Max Payne 3 OST
(Rockstar Games; 2012)
By Calum Marsh | 7 June 2012
Perhaps because most modern videogames find themselves soundtracked by rap-metal bands or proper composers on loan from Hollywood (and sometimes both), the fact that Rockstar’s triple-A blockbuster Max Payne 3 sports an original score from trendy noise-rockers HEALTH automatically qualifies it as cool. It also suggests that somebody at Rockstar has both good taste and the good sense to use it, and we should be thankful that no focus group overturned in favor of something more in keeping with popular public opinion. But then that’s exactly how Rockstar roll: they are above all else masterful curators, bringing together the best people to work on the most hotly anticipated projects and guaranteeing that everything bearing their stamp boasts only the most well-conceived and – executed everything. Whatever their faults (and they very often have many), you can be sure that Rockstar games will always look and sound like nothing else on the market—they ensure that everything from a game’s art direction to sound design to voice acting is immaculate, and it shows. I mean, even the goddamn fonts are worth noting, all clean lines and unfussy.

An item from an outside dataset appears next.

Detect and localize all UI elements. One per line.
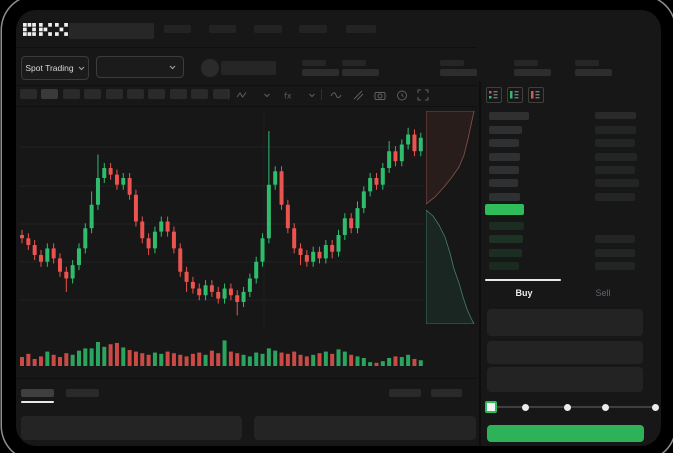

Is it really so surprising, then, that Rockstar would bring a band with as cohesive and well-defined an aesthetic sensibility as HEALTH on board for this kind of project? Somebody somewhere pointed to Get Color (2010) and said “like this only longer,” and HEALTH delivered: Max Payne 3 is about ten hours long and not a second goes un-HEALTHisized, the whole thing drenched in the unmistakable guitar and synthesizer melange that is their trademark sound. They’ve learned a thing or two from Hans Zimmer, I think, insofar as they’re at times reliant on that popular Dark Knight slow-burn, but they adopt the trick so effortlessly that it never feels like plagiarism. And the dance music sensibility they increasingly came to embrace over the (brief) course of their discography has been scaled back, as it needed to be to suit the occasion, but the band is otherwise performing as they might in any other context.
And so, taken as a distinctive whole, the Max Payne 3 soundtrack sounds more or less like a HEALTH album proper—albeit one predicated on and guided by a gamer maker’s impulse rather than a musician’s. Which means that instead of standalone, stand-out singles like their earlier coups “Die Slow” and “Crimewave,” the tracks which make up this soundtrack are more akin to song-suites that increase or decrease in intensity only when it suits the mood of the particular “scene,” as it were. The ebb and flow of it all is distinctly game-like, in a sense—long sections are meant for nothing else than chock-a-block killing, which Max Payne does often and with flair—but because this Rockstar game is characteristically cinematic, the band has been afforded the freedom to spend long periods in relative repose, letting their sound simmer portentously. This proves to be a good look for the band, in fact, one that suggests perhaps a second calling in the movie business; you can almost see the horror films or action thrillers getting the added kick HEALTH provide here.